Effect of Nutritional Plane on Health and Performance in Dairy Calves after Experimental Infection with Cryptosporidium parvum
Keywords:energy requirements, neonatal, dairy calf, milk replacer, nutritional plane, conventional, C. parvum, protozoan, Cryptosporidium parvum
Neonatal dairy calf maintenance energy requirements are approximately 1.6 Meal metabolizable energy (ME)/d at thermoneutral temperatures. Historically used milk replacer feeding regimens (e.g. 2 quarts ofreconstituted solids twice per day) provide approximately 2.2 Meal ME/d. Considering the abundance of environmental and pathogenic challenges faced by neonatal calves, these conventional feeding programs provide little energy reserves for maintaining body temperature, mounting immune responses, and growing at expected rates of 1.1 to 2.0 lb/d (0.5 to 0.9 kg/d).
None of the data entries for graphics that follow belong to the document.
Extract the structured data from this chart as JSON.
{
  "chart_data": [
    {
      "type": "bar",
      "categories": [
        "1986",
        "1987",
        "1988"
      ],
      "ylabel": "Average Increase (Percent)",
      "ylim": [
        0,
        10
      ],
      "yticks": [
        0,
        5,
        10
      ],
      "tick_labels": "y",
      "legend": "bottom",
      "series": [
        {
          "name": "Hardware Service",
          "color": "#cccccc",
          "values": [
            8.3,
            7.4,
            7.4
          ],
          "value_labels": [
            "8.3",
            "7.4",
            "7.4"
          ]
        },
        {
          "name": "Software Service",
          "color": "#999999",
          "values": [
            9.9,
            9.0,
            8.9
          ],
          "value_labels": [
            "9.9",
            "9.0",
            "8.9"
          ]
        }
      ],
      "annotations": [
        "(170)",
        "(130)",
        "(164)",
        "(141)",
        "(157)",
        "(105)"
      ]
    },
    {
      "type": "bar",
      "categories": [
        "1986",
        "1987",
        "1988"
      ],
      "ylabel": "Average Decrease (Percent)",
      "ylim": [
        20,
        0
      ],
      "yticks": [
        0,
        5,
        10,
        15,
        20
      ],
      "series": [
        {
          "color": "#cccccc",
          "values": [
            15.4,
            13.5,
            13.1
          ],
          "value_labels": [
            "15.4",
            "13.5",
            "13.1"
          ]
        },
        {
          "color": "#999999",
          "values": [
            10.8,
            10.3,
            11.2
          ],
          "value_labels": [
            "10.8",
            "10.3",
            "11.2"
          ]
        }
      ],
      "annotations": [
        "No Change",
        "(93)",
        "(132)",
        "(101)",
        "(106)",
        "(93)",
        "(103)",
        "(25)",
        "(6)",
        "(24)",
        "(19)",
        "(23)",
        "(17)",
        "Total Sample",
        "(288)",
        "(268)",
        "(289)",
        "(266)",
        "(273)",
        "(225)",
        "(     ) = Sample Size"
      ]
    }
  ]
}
Cryptosporidium parvum, an enteric protozoan, is an almost ubiquitous infectious stressor of neonatal dairy calves. Infection by this organism is difficult to prevent and treat. As it is a zoonotic parasite, a few oocysts may infect and cause disease in naive people, and infections are a severe health risk in the immunocompromised. The objective of this study was to evaluate the effect of conventional nutritional plane versus a higher nutritional plane on the health and performance of dairy calves after experimental infection with C. parvum.